От образа белой жидкости, ласково плещущейся в одноразовом пластиковом стаканчике, меня чуть не вывернуло. Горькая тошнота резко подкатила к горлу. Такое ощущение, будто жгучая водяра, играя градусами, заплескалась прямо под кадыком. Ох, беда мне, беда! Голова раскалывается. Ограбили. Кушать хочется! Денег нет. До поездки ли мне сейчас? До заработка ли!
– Ладно, шучу, – шмыгнул Тёма. – Что делать-то будем, а?
– Не знаю, Тёмыч. Честно, не знаю, – растерянно пожал я плечами. – Но мне кажется, мы просто обязаны выбить на заводе это долбаное шампанское и доставить его домой.
Или мы не предприниматели?
Итальянцы
Покинув зал ожидания, мы подошли к привокзальному ресторанчику. Для провинциального вокзального общепита, следует отметить, закусочная оказалась очень даже чистенькой. Неожиданно для самих себя, мы с Валерьичем занырнули во вкусно пахнущий полумрак кафешки. Прошагали по коридору. Не пойму, у Тёмыча, что ли, заначка в ботинке обнаружилась? С видом утомлённых миссионеров мы проследовали к кулинарной стойке.
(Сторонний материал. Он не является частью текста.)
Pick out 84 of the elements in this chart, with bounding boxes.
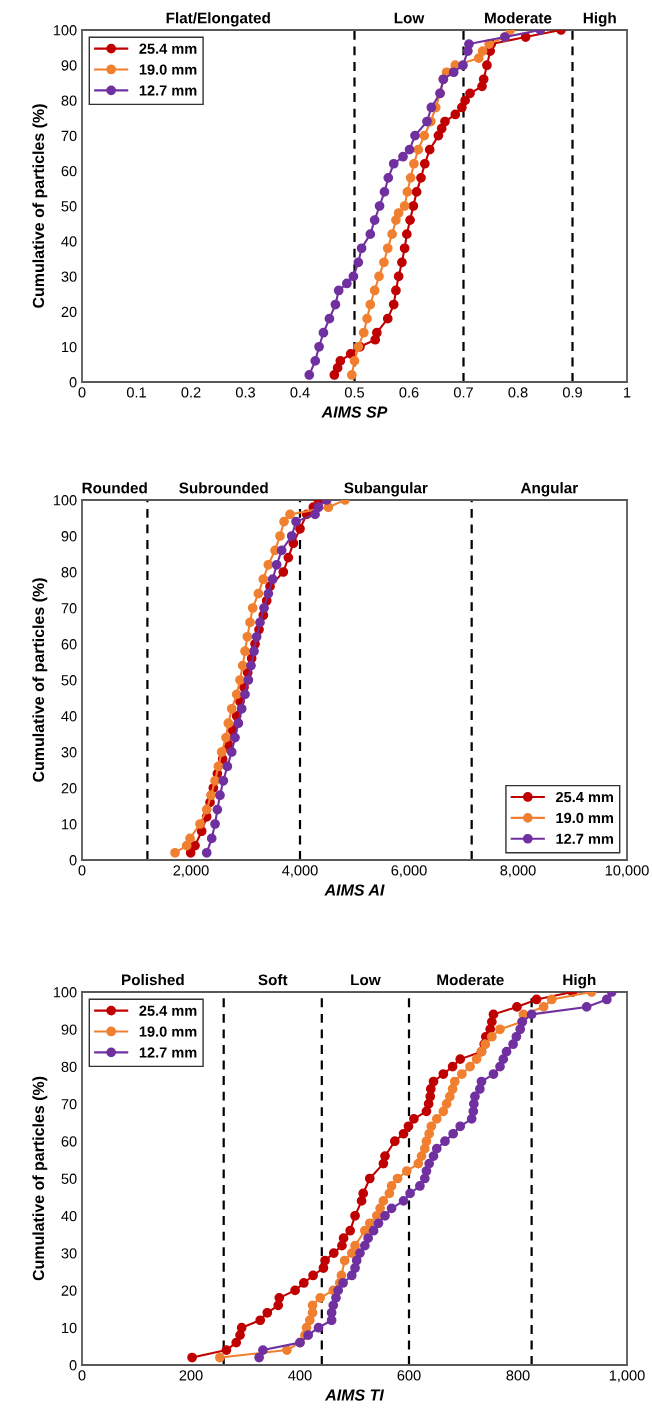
y-axis-title: Cumulative of particles (%) xyxy=(32,1076,48,1281)
x-tick-label: 400 xyxy=(288,1370,312,1381)
x-tick-label: 0.5 xyxy=(344,387,365,398)
legend-label: 12.7 mm xyxy=(139,1047,197,1058)
y-tick-label: 30 xyxy=(61,1248,77,1259)
x-tick-label: 1,000 xyxy=(609,1370,645,1383)
y-tick-label: 20 xyxy=(61,1285,77,1296)
y-tick-label: 90 xyxy=(61,60,77,71)
y-tick-label: 50 xyxy=(61,1173,77,1184)
y-tick-label: 100 xyxy=(53,495,77,506)
y-axis-title: Cumulative of particles (%) xyxy=(32,578,48,782)
text: Subrounded xyxy=(179,482,268,494)
x-tick-label: 10,000 xyxy=(605,865,649,878)
y-tick-label: 10 xyxy=(62,341,77,353)
y-tick-label: 80 xyxy=(61,1061,77,1073)
y-tick-label: 30 xyxy=(61,271,77,282)
y-tick-label: 40 xyxy=(61,236,77,247)
y-tick-label: 60 xyxy=(61,1136,77,1147)
y-tick-label: 40 xyxy=(61,1210,77,1222)
text: Moderate xyxy=(437,974,504,986)
legend-label: 25.4 mm xyxy=(139,1005,197,1016)
text: Angular xyxy=(520,482,578,497)
y-tick-label: 20 xyxy=(61,783,77,794)
text: Polished xyxy=(122,974,184,986)
y-axis-title: Cumulative of particles (%) xyxy=(32,104,48,308)
x-tick-label: 0 xyxy=(78,387,86,398)
y-tick-label: 10 xyxy=(62,819,77,830)
x-tick-label: 0.4 xyxy=(290,387,310,398)
x-axis-title: AIMS AI xyxy=(324,884,385,896)
x-tick-label: 0 xyxy=(78,1370,86,1381)
x-tick-label: 800 xyxy=(506,1370,530,1381)
y-tick-label: 30 xyxy=(61,747,77,758)
x-tick-label: 0.9 xyxy=(562,387,582,398)
y-tick-label: 100 xyxy=(53,987,77,998)
y-tick-label: 70 xyxy=(61,1099,77,1110)
x-tick-label: 600 xyxy=(397,1370,421,1381)
text: Subangular xyxy=(344,482,428,497)
x-axis-title: AIMS TI xyxy=(324,1389,385,1401)
y-tick-label: 40 xyxy=(61,711,77,722)
y-tick-label: 20 xyxy=(61,306,77,318)
legend-label: 25.4 mm xyxy=(556,791,613,803)
y-tick-label: 70 xyxy=(61,130,77,142)
text: High xyxy=(583,12,616,27)
y-tick-label: 0 xyxy=(69,1360,77,1371)
x-tick-label: 200 xyxy=(179,1370,203,1381)
text: Soft xyxy=(258,974,288,986)
x-tick-label: 4,000 xyxy=(282,865,318,878)
text: Low xyxy=(394,12,425,24)
text: Low xyxy=(351,974,381,986)
x-tick-label: 0.3 xyxy=(235,387,255,398)
y-tick-label: 0 xyxy=(69,377,77,388)
legend-label: 12.7 mm xyxy=(556,833,613,844)
y-tick-label: 80 xyxy=(61,567,77,578)
y-tick-label: 70 xyxy=(61,603,77,614)
legend-label: 25.4 mm xyxy=(139,43,197,54)
y-tick-label: 50 xyxy=(61,675,77,686)
x-tick-label: 0.1 xyxy=(126,387,146,398)
text: High xyxy=(563,973,596,989)
y-tick-label: 100 xyxy=(53,25,77,36)
x-tick-label: 0.2 xyxy=(181,387,201,398)
x-axis-title: AIMS SP xyxy=(321,406,388,418)
y-tick-label: 90 xyxy=(61,531,77,542)
y-tick-label: 50 xyxy=(61,201,77,212)
y-tick-label: 0 xyxy=(69,855,77,866)
y-tick-label: 90 xyxy=(61,1024,77,1035)
text: Moderate xyxy=(485,12,552,24)
x-tick-label: 1 xyxy=(624,387,631,398)
y-tick-label: 60 xyxy=(61,639,77,650)
x-tick-label: 0.8 xyxy=(508,387,528,398)
legend-label: 19.0 mm xyxy=(139,1026,197,1037)
legend-label: 19.0 mm xyxy=(556,812,613,824)
y-tick-label: 60 xyxy=(61,165,77,177)
legend-label: 12.7 mm xyxy=(139,85,197,96)
x-tick-label: 2,000 xyxy=(173,865,209,878)
text: Flat/Elongated xyxy=(166,12,270,27)
x-tick-label: 0.6 xyxy=(399,387,419,398)
x-tick-label: 6,000 xyxy=(391,865,427,878)
x-tick-label: 8,000 xyxy=(500,865,536,878)
legend-label: 19.0 mm xyxy=(139,64,197,75)
y-tick-label: 80 xyxy=(61,95,77,106)
y-tick-label: 10 xyxy=(62,1322,77,1334)
text: Rounded xyxy=(82,482,147,494)
x-tick-label: 0.7 xyxy=(453,387,473,398)
x-tick-label: 0 xyxy=(78,865,86,876)
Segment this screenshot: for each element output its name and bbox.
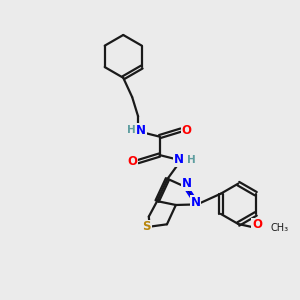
Text: CH₃: CH₃: [270, 223, 288, 232]
Text: O: O: [128, 155, 138, 168]
Text: N: N: [191, 196, 201, 208]
Text: O: O: [181, 124, 191, 136]
Text: O: O: [252, 218, 262, 231]
Text: N: N: [182, 177, 192, 190]
Text: S: S: [142, 220, 151, 233]
Text: H: H: [187, 154, 196, 164]
Text: N: N: [173, 153, 184, 166]
Text: H: H: [127, 125, 136, 135]
Text: N: N: [136, 124, 146, 137]
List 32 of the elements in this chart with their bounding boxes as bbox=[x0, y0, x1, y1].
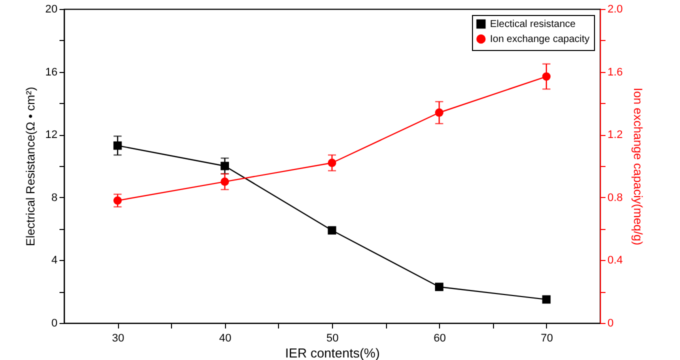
point bbox=[435, 108, 444, 117]
point bbox=[220, 178, 229, 186]
point bbox=[435, 282, 444, 292]
y2-tick-label: 1.6 bbox=[608, 66, 623, 78]
y-tick-label: 4 bbox=[51, 254, 58, 267]
y-tick-label: 8 bbox=[51, 192, 58, 204]
y2-tick-label: 0 bbox=[608, 318, 614, 330]
y-tick-label: 20 bbox=[45, 4, 58, 16]
y2-tick-label: 2.0 bbox=[608, 4, 623, 16]
point bbox=[542, 295, 551, 304]
point bbox=[328, 158, 336, 168]
y-tick-label: 16 bbox=[45, 66, 58, 78]
point bbox=[220, 162, 229, 170]
x-tick-label: 40 bbox=[219, 332, 232, 344]
y-axis-title: Electrical Resistance(Ω • cm²) bbox=[23, 86, 38, 246]
x-tick-label: 70 bbox=[540, 332, 554, 344]
point bbox=[113, 196, 122, 205]
y2-tick-label: 0.8 bbox=[608, 192, 623, 204]
point bbox=[328, 226, 336, 235]
point bbox=[542, 72, 551, 81]
y2-tick-label: 0.4 bbox=[608, 254, 623, 267]
y-tick-label: 12 bbox=[45, 129, 58, 142]
y2-axis-title: Ion exchange capaciy(meq/g) bbox=[630, 88, 645, 246]
y2-tick-label: 1.2 bbox=[608, 129, 623, 142]
legend-label: Electical resistance bbox=[490, 19, 576, 30]
x-tick-label: 60 bbox=[434, 332, 446, 344]
y-tick-label: 0 bbox=[51, 318, 58, 330]
x-tick-label: 50 bbox=[326, 332, 339, 344]
x-axis-title: IER contents(%) bbox=[285, 346, 380, 360]
x-tick-label: 30 bbox=[112, 332, 124, 344]
legend-label: Ion exchange capacity bbox=[490, 34, 590, 45]
point bbox=[113, 141, 122, 150]
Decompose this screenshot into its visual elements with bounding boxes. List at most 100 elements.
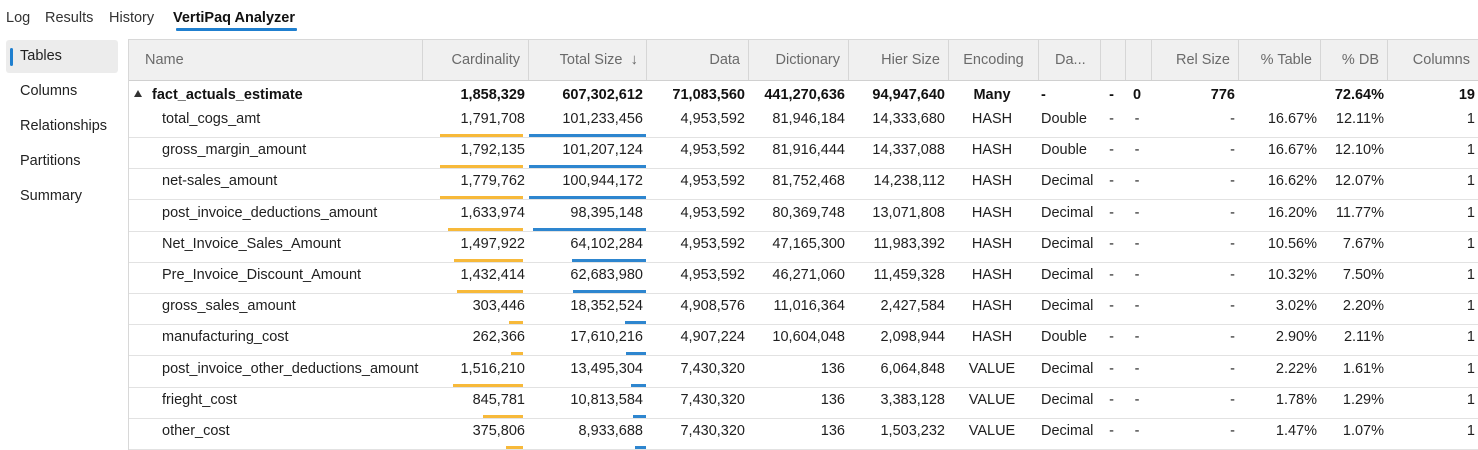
cell-data: 4,953,592 [680,173,745,190]
cell-data: 4,908,576 [680,298,745,315]
header-total-size[interactable]: Total Size ↓ [529,40,647,80]
sidebar-item-summary[interactable]: Summary [6,180,118,213]
header-pct-table[interactable]: % Table [1239,40,1321,80]
header-columns[interactable]: Columns [1388,40,1478,80]
sidebar-item-relationships[interactable]: Relationships [6,110,118,143]
cell-rel-size: 776 [1210,87,1235,103]
header-label: Da... [1055,52,1086,68]
header-rel-size[interactable]: Rel Size [1152,40,1239,80]
table-row[interactable]: Net_Invoice_Sales_Amount 1,497,922 64,102,… [129,232,1478,263]
cell-cardinality: 1,497,922 [460,235,525,252]
table-row[interactable]: net-sales_amount 1,779,762 100,944,172 4,95… [129,169,1478,201]
cell-total-size: 98,395,148 [570,204,643,221]
table-row[interactable]: manufacturing_cost 262,366 17,610,216 4,907… [129,325,1478,357]
cell-cardinality: 1,858,329 [460,87,525,103]
table-row[interactable]: post_invoice_other_deductions_amount 1,51… [129,357,1478,388]
cell-c9: - [1134,391,1140,408]
cell-columns: 1 [1466,204,1475,221]
cell-data-type: Decimal [1041,391,1094,408]
table-row[interactable]: frieght_cost 845,781 10,813,584 7,430,320 13… [129,388,1478,419]
cell-data-type: Double [1041,142,1087,159]
cell-hier-size: 6,064,848 [880,360,945,377]
header-pct-db[interactable]: % DB [1321,40,1388,80]
cell-pct-db: 1.29% [1342,391,1384,408]
cell-total-size: 100,944,172 [562,173,643,190]
cell-cardinality: 375,806 [472,423,525,439]
table-group-row[interactable]: fact_actuals_estimate 1,858,329 607,302,61… [129,81,1478,107]
sidebar-item-partitions[interactable]: Partitions [6,145,118,178]
total-size-bar [529,165,646,169]
cell-total-size: 101,233,456 [562,111,643,127]
cell-pct-table: 16.20% [1267,204,1317,221]
cell-c8: - [1109,360,1114,377]
cell-c9: - [1134,204,1140,221]
cell-pct-db: 2.20% [1342,298,1384,315]
tab-results[interactable]: Results [45,10,94,26]
sidebar-item-tables[interactable]: Tables [6,40,118,73]
active-item-indicator [10,48,13,66]
header-dictionary[interactable]: Dictionary [749,40,849,80]
header-label: Cardinality [451,52,521,68]
cell-pct-db: 72.64% [1334,87,1384,103]
cell-dictionary: 11,016,364 [773,298,846,315]
cell-pct-db: 12.11% [1335,111,1384,127]
header-data-type[interactable]: Da... [1039,40,1101,80]
header-col-9[interactable] [1126,40,1152,80]
tab-vertipaq-analyzer[interactable]: VertiPaq Analyzer [173,10,295,26]
cell-columns: 1 [1466,423,1475,439]
cell-c8: - [1109,142,1114,159]
cell-name: gross_sales_amount [162,298,296,315]
cell-rel-size: - [1230,360,1235,377]
sort-descending-icon: ↓ [630,51,639,68]
cell-dictionary: 441,270,636 [764,87,845,103]
cell-pct-table: 2.90% [1275,329,1317,346]
header-name[interactable]: Name [129,40,423,80]
cell-encoding: HASH [971,142,1013,159]
cell-cardinality: 845,781 [472,391,525,408]
cell-columns: 1 [1466,142,1475,159]
cell-data-type: Decimal [1041,267,1094,283]
header-col-8[interactable] [1101,40,1126,80]
sidebar-item-label: Partitions [20,153,81,169]
cell-cardinality: 1,432,414 [460,267,525,283]
header-label: Dictionary [775,52,840,68]
table-row[interactable]: gross_sales_amount 303,446 18,352,524 4,908… [129,294,1478,326]
table-row[interactable]: Pre_Invoice_Discount_Amount 1,432,414 62,6… [129,263,1478,294]
total-size-bar [529,134,646,137]
cell-total-size: 101,207,124 [562,142,643,159]
cell-encoding: VALUE [968,391,1016,408]
cell-name: post_invoice_other_deductions_amount [162,360,419,377]
cell-name: post_invoice_deductions_amount [162,204,378,221]
header-cardinality[interactable]: Cardinality [423,40,529,80]
tab-history[interactable]: History [109,10,155,26]
cell-name: Net_Invoice_Sales_Amount [162,235,341,252]
cell-dictionary: 46,271,060 [772,267,845,283]
table-row[interactable]: post_invoice_deductions_amount 1,633,974 9… [129,201,1478,232]
cell-name: total_cogs_amt [162,111,261,127]
table-row[interactable]: other_cost 375,806 8,933,688 7,430,320 136 1,… [129,419,1478,450]
header-hier-size[interactable]: Hier Size [849,40,949,80]
cell-data-type: Decimal [1041,204,1094,221]
header-label: Hier Size [881,52,940,68]
cell-data: 4,953,592 [680,111,745,127]
total-size-bar [633,414,646,418]
sidebar-item-columns[interactable]: Columns [6,75,118,108]
cell-hier-size: 94,947,640 [872,87,945,103]
table-row[interactable]: total_cogs_amt 1,791,708 101,233,456 4,953,… [129,107,1478,138]
header-encoding[interactable]: Encoding [949,40,1039,80]
cell-hier-size: 14,333,680 [872,111,945,127]
cell-name: gross_margin_amount [162,142,307,159]
cell-cardinality: 1,779,762 [460,173,525,190]
header-data[interactable]: Data [647,40,749,80]
cell-pct-table: 10.32% [1267,267,1317,283]
cell-data-type: Decimal [1041,235,1094,252]
cell-total-size: 64,102,284 [570,235,643,252]
tab-log[interactable]: Log [6,10,31,26]
sidebar-item-label: Summary [20,188,83,204]
active-tab-indicator [176,28,297,31]
collapse-triangle-icon[interactable] [134,90,142,97]
cell-pct-db: 12.10% [1334,142,1384,159]
table-row[interactable]: gross_margin_amount 1,792,135 101,207,124 4… [129,138,1478,170]
cell-c9: - [1134,235,1140,252]
cell-data-type: Decimal [1041,423,1094,439]
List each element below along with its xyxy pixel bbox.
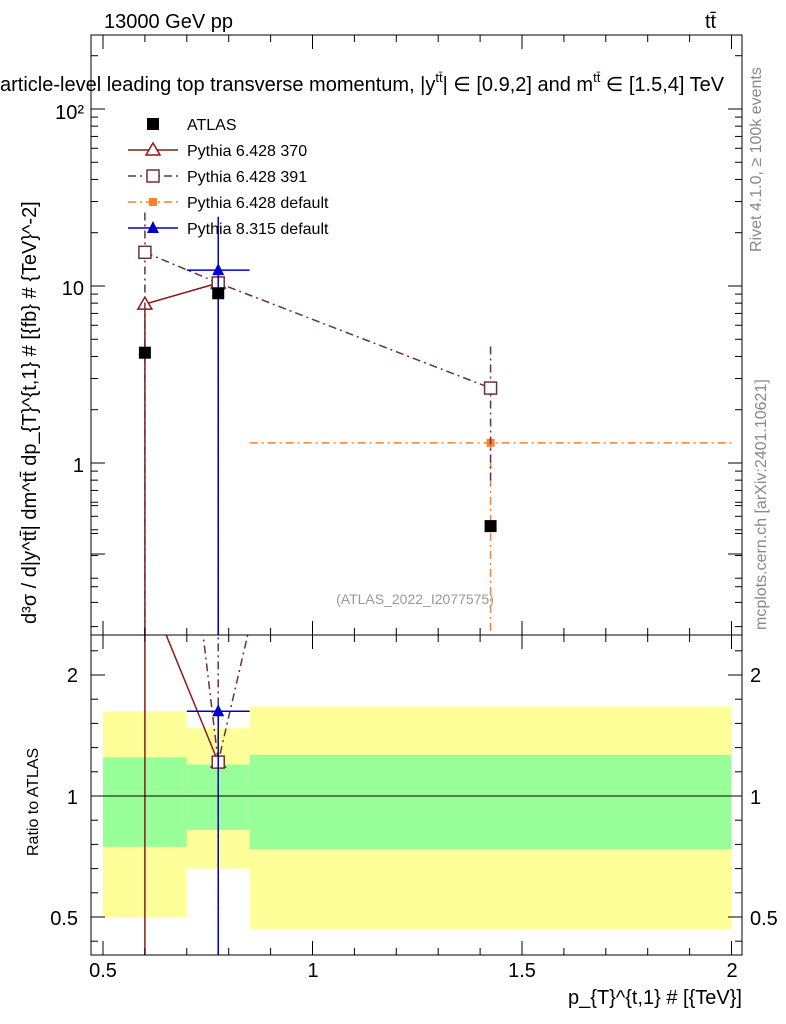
main-y-axis-label: d³σ / d|y^tt̄| dm^tt̄ dp_{T}^{t,1} # [{f… bbox=[19, 201, 41, 624]
main-ytick-10: 10 bbox=[62, 278, 84, 300]
series-pythia-6-428-370 bbox=[136, 274, 227, 635]
xtick-1.5: 1.5 bbox=[508, 960, 536, 982]
legend-entry-atlas: ATLAS bbox=[147, 117, 237, 134]
ratio-plot-data bbox=[144, 320, 495, 955]
point-atlas bbox=[212, 287, 225, 300]
ratio-point-pythia-8-315-default bbox=[212, 704, 225, 717]
point-pythia-8-315-default bbox=[212, 263, 225, 276]
series-pythia-6-428-default bbox=[249, 438, 732, 635]
energy-label: 13000 GeV pp bbox=[104, 11, 233, 33]
point-atlas bbox=[138, 346, 151, 359]
ratio-ytick-2: 2 bbox=[67, 665, 78, 687]
series-pythia-6-428-391 bbox=[138, 212, 498, 635]
series-atlas bbox=[138, 287, 497, 533]
ratio-ytick-1: 1 bbox=[67, 787, 78, 809]
rivet-label: Rivet 4.1.0, ≥ 100k events bbox=[748, 67, 765, 252]
process-label: tt̄ bbox=[705, 11, 717, 33]
ratio-plot-frame bbox=[90, 634, 743, 956]
legend-marker-pythia-6-428-370 bbox=[144, 141, 162, 156]
ratio-uncertainty-bands bbox=[103, 706, 732, 930]
legend-marker-pythia-6-428-391 bbox=[146, 169, 160, 183]
legend-marker-pythia-6-428-default bbox=[149, 198, 157, 206]
ratio-ytick-0.5: 0.5 bbox=[50, 908, 78, 930]
legend-entry-pythia-8-315-default: Pythia 8.315 default bbox=[128, 221, 329, 238]
legend-label-pythia-8-315-default: Pythia 8.315 default bbox=[187, 221, 329, 238]
xtick-1: 1 bbox=[307, 960, 318, 982]
xtick-2: 2 bbox=[726, 960, 737, 982]
legend-label-pythia-6-428-370: Pythia 6.428 370 bbox=[187, 143, 307, 160]
legend-label-pythia-6-428-391: Pythia 6.428 391 bbox=[187, 169, 307, 186]
legend: ATLAS Pythia 6.428 370 Pythia 6.428 391 Pyt… bbox=[128, 117, 329, 238]
ratio-y-axis-label: Ratio to ATLAS bbox=[25, 748, 42, 856]
ratio-ytick-1-right: 1 bbox=[750, 787, 761, 809]
series-line-pythia-6-428-370 bbox=[144, 282, 219, 305]
ratio-ytick-2-right: 2 bbox=[750, 665, 761, 687]
point-pythia-6-428-391 bbox=[138, 245, 152, 260]
axis-ticks bbox=[91, 35, 742, 955]
legend-label-atlas: ATLAS bbox=[187, 117, 237, 134]
main-ytick-100: 10² bbox=[55, 102, 84, 124]
point-pythia-6-428-391 bbox=[483, 381, 498, 395]
x-axis-label: p_{T}^{t,1} # [{TeV}] bbox=[568, 987, 742, 1009]
mcplots-label: mcplots.cern.ch [arXiv:2401.10621] bbox=[753, 379, 770, 630]
legend-marker-pythia-8-315-default bbox=[147, 221, 159, 233]
plot-title: article-level leading top transverse mom… bbox=[0, 70, 725, 96]
point-atlas bbox=[484, 520, 497, 533]
legend-marker-atlas bbox=[147, 118, 159, 130]
ratio-series-pythia-8-315-default bbox=[186, 704, 250, 955]
legend-entry-pythia-6-428-370: Pythia 6.428 370 bbox=[128, 141, 307, 160]
ratio-line-pythia-6-428-370 bbox=[165, 635, 219, 763]
main-plot-data bbox=[136, 212, 732, 635]
analysis-watermark: (ATLAS_2022_I2077575) bbox=[336, 591, 494, 607]
xtick-0.5: 0.5 bbox=[89, 960, 117, 982]
ratio-line-pythia-6-428-391 bbox=[202, 635, 249, 763]
legend-label-pythia-6-428-default: Pythia 6.428 default bbox=[187, 195, 329, 212]
ratio-series-pythia-6-428-default bbox=[487, 320, 495, 328]
legend-entry-pythia-6-428-391: Pythia 6.428 391 bbox=[128, 169, 307, 186]
legend-entry-pythia-6-428-default: Pythia 6.428 default bbox=[128, 195, 329, 212]
ratio-band-inner-2 bbox=[249, 754, 732, 850]
ratio-point-pythia-6-428-default bbox=[487, 320, 495, 328]
main-ytick-1: 1 bbox=[73, 455, 84, 477]
series-pythia-8-315-default bbox=[186, 216, 250, 635]
series-line-pythia-6-428-391 bbox=[144, 251, 491, 389]
ratio-ytick-0.5-right: 0.5 bbox=[750, 908, 778, 930]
– Зачем зашли? – тихонечко загундел я Тёме.
– Не знаю, – пожав плечами, таким же шёпотом честно признался он. – Наверное, вкусно пахло.
– Ты чё, Тёмыч, прикалываешься? – процедил я и начал рыться по карманам. – Ищи хотя бы на стакан чаю. Маячим, как две блохи на лысине!
За стойкой зашуршали шаги и из подсобки к нам выплыли две женщины. Что я вам скажу, друзья. Колоритнейшие особы! Одной лет пятьдесят пять – шестьдесят. Подвижная, сухонькая, бедовая, глазки востренькие, подозрительные. Проворная, быстрая, как серая мышка в хлебных закромах. Возраст другой – никак не определить. Молодая, здоровенная дамочка под два метра ростом. Ядовитый макияж, чепчик – волнистый такой, советский, беленький, накрахмаленный. Щёчки – кровь с молоком. Голубые глаза, огромной розовой картошкой нос, пухлые чувственные губы. Мощный торс с необъятным бюстом, руки-крюки. С такой девой нужно вести себя почтительно и кротко.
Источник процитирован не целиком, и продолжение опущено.